As novas aventuras do Esquadrão Atari seguem a cronologia de seus antecessores, não como revisão, mas dando continuidade agora em um universo expandido, muito rico e extenso. Como a serie clássica imaginava um futuro vinte anos à frente, em 1998 a primeira colônia terrestre passava a habitar a Lua, e logo passou a sofre ataques de uma armada alienígena hostil, então o comandante Martin Champion, sua futura esposa Lydia Perez e seu Esquadrão Atari foram os grandes heróis desta guerra.
No ano de 2004 Lydia Perez começa as primeiras pesquisas a respeito do multiverso, que acarretaria no primeiro encontro do Esquadrão Atari com seu arquiinimigo conhecido apenas como o “Destruidor Negro”.
Em 2028 começam as aventuras da nova formação do Esquadrão Atari, liderados por Martin Champion, seu filho Tempest, Morpheia, Dart, Hukka, BlackJack e Babe. Eles passam a correr contra o tempo cruzando não só o nosso universo, como outros cinco dentro do multiverso, muitas vezes contrariando as ordens de seus superiores para deterem os planos do Destruidor Negro.
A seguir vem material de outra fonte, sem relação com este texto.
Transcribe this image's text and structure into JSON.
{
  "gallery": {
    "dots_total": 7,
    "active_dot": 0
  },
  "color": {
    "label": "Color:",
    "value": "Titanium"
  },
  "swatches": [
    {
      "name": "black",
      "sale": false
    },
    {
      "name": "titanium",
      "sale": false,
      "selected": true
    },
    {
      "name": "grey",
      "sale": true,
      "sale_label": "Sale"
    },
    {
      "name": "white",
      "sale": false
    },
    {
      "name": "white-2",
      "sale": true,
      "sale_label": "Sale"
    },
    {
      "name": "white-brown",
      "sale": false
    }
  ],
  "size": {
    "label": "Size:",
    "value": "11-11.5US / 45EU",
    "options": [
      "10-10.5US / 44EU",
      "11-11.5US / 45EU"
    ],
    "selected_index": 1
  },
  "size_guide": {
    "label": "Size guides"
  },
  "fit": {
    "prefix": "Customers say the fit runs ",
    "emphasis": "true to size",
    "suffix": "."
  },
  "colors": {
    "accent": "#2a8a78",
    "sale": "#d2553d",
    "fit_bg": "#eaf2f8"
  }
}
O Esquadrão Atari é uma das pérolas dos quadrinhos, com uma narrativa adulta para a época, com personagens muito interessantes especialmente por suas limitações, não são um grupo de super-herois cheios de músculo e pouco cérebro. Eles são unidos por laços de amizade e constituem ao longo da série como uma família, suas histórias eram entrelaçadas de forma magistral. Pode-se sentir em sua arte e roteiro não só a influencia de StarWars, mas tem fortes traços da ficção cientifica dos anos 80. É uma obra leve e simples, mas possui uma trama muita bem escrita e continua.
A violência não é explorada assim como um mero substitutivo para a falta de criatividade. A ação e o suspense são o ponto principal da história, mas com aquela pincelada certa de humor e drama. Perseguições, reviravoltas, planos mirabolantes, conspirações e traições recheiam toda a trama.
Cada um dos personagens é muito cativante, o mercenário BlackJack, segue a velha formula de malandro e esperto, mas ia muito além do esteriotipo. Hukka é o alienígena trapaceiro e covarde, mas cuja curiosidade o colocava nas maiores enrascadas. O próprio protagonista Tempest mesmo tendo muitos dos elementos que faz o herói juvenil, como característica coragem e ingenuidade, se via as voltas nos mais diversos dilemas morais inclusive contra o próprio Martin Champion e sua namorada (se é que se pode dizer) Morpheia.
O saudoso HQ Esquadrão Atari é uma das melhores lembranças da minha infância, suas estórias foram descontinuadas, mas em suas últimas páginas eles tomam a decisão de cruzar o portal do Multiverso em busca de novas aventuras. Ou seja, algum dia eles podem voltar, no entanto não sei se a formula funcionaria em uma roupagem dos dias de hoje as vezes as boas coisas realmente pertencem a um nostálgico passado.
Fica aí a recomendação de um “fan boy” incondicional.
Grande lembrança; Curtia muito as histórias deles na Heróis em ação…
Grande lembrança!
“…as vezes as boas coisas realmente pertencem a um nostálgico passado.”
Que dramático…
A estória parece ser legal. Nem foi preciso dizer pq um rpgista deveria ler tais estórias.
Cara! Essas historinhas eram muito legais! Já tinha esquecido desse treco.